Opens a WebSocket connection, completes the upgrade, and exchanges ping/pong frames to confirm the channel is live. Critical for chat, collaboration, trading dashboards, and any product where load-balancer-level HTTP checks miss socket-layer breakage.

  • Connect + handshake thresholds — separate budgets for TCP, TLS, and the HTTP-to-WS upgrade so slow phases are diagnosable.
  • Ping/pong RTT — measures application-layer round-trip beyond just the connect.
  • Subprotocol + headers — negotiate Sec-WebSocket-Protocol and send custom auth headers on the upgrade.

Database probe

Direct connection + query

Connects to your database, runs a probe query, and validates the result. Goes beyond TCP-port checks: a database can accept connections while replication is broken or the disk is full — only a real query catches that.

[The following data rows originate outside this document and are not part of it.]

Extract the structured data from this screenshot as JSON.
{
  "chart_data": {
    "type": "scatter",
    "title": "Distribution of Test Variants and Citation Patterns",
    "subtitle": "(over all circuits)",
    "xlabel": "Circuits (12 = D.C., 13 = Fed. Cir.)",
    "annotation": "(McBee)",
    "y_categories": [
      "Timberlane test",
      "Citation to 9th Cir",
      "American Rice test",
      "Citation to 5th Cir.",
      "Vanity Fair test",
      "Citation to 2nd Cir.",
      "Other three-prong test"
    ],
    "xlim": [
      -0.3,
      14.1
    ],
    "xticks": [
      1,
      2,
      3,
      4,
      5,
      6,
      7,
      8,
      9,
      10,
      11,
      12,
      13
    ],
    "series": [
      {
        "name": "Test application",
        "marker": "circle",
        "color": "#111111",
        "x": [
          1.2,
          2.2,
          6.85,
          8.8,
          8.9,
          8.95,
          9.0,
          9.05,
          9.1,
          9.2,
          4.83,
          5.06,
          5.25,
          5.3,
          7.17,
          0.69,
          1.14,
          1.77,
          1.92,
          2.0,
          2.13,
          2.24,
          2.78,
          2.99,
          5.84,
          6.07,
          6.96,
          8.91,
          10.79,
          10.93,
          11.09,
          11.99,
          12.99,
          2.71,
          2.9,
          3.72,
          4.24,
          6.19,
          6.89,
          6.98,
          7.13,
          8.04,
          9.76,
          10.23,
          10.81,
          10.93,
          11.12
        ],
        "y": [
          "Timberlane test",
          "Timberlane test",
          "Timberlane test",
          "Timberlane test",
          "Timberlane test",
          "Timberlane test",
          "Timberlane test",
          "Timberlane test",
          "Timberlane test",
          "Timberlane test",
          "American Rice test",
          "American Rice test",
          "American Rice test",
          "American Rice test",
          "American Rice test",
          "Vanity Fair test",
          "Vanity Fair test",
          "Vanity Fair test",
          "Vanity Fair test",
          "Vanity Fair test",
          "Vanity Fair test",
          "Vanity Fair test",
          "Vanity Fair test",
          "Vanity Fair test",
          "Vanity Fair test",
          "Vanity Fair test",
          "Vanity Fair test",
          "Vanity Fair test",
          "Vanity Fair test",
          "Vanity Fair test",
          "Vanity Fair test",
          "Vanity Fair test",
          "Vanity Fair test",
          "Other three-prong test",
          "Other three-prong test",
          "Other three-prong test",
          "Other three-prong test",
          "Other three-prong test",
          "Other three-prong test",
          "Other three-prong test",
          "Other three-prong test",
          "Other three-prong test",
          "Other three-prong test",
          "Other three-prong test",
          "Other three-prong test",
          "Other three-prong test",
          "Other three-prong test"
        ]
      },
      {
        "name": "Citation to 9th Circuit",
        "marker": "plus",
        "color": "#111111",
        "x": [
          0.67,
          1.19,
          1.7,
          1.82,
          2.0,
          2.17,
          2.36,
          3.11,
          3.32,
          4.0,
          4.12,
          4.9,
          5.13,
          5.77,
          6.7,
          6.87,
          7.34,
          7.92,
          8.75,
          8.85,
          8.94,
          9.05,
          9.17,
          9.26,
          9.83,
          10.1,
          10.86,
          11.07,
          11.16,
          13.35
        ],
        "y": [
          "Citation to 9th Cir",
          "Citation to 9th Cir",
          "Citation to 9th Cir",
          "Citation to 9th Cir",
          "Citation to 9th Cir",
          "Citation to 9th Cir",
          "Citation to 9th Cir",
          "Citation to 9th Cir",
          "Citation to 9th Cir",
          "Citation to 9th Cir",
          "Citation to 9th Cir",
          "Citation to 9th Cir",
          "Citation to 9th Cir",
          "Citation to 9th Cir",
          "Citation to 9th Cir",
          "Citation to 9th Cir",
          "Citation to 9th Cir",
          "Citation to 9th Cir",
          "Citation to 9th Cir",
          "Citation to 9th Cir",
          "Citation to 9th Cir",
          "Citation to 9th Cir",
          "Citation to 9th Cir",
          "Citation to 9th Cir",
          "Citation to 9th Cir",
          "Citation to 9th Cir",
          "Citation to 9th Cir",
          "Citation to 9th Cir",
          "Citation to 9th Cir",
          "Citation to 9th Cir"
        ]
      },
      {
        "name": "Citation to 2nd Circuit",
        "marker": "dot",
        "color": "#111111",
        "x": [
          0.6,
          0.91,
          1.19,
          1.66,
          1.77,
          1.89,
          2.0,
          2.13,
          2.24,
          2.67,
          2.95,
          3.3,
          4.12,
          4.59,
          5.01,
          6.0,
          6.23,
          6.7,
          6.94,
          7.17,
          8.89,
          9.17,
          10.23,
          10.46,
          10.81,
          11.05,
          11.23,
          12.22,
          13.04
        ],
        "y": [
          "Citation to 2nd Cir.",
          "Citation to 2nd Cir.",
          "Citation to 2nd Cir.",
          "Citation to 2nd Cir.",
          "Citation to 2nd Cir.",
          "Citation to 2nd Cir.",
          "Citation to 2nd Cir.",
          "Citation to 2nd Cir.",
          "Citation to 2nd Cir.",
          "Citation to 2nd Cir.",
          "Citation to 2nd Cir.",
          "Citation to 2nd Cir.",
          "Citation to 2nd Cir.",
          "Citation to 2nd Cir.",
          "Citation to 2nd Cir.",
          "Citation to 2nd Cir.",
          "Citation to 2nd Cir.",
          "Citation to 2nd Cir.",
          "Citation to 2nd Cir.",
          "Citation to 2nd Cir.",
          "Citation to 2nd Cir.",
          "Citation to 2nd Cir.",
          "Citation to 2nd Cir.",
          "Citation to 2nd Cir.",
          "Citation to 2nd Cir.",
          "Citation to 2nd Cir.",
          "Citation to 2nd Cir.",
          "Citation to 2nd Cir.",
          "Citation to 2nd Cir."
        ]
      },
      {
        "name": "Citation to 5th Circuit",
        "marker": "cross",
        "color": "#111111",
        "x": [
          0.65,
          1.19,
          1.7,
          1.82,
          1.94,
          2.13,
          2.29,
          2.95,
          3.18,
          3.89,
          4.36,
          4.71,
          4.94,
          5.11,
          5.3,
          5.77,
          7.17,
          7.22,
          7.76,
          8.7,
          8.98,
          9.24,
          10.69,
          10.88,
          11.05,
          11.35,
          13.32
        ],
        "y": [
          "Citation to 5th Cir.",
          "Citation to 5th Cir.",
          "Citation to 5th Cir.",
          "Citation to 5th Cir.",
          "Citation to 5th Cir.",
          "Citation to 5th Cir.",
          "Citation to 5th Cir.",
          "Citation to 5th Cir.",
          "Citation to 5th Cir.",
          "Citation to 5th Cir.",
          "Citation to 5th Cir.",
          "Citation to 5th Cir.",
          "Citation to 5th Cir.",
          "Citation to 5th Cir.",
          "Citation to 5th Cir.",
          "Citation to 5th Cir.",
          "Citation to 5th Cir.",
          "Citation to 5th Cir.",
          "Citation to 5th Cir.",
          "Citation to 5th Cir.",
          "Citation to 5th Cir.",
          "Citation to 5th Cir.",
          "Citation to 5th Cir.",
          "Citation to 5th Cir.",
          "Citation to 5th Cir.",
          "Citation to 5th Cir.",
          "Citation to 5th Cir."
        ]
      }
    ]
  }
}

  • Engines — Postgres, MySQL, SQL Server, MongoDB, Redis, with engine-specific safe defaults.
  • Custom probe query — go beyond SELECT 1 to assert replica lag, queue depth, or any single-row health metric.
  • Encrypted credentials at rest — secrets are vault-sealed; the worker decrypts only at check time.

SMTP / IMAP round-trip

End-to-end mail flow

Sends a test message through your SMTP server, then polls a target IMAP mailbox until the message arrives. Measures total delivery latency and proves the entire mail path — not just that port 587 answers — is healthy.

  • Per-step thresholds — separate budgets for SMTP submission and IMAP retrieval so slow phases are diagnosable.
  • SPF / DKIM / DMARC verification — inspects the received headers to confirm alignment passes, not just that the message arrived.
  • Greylisting tolerance — configurable retry window so transient deferrals don't fire false alerts.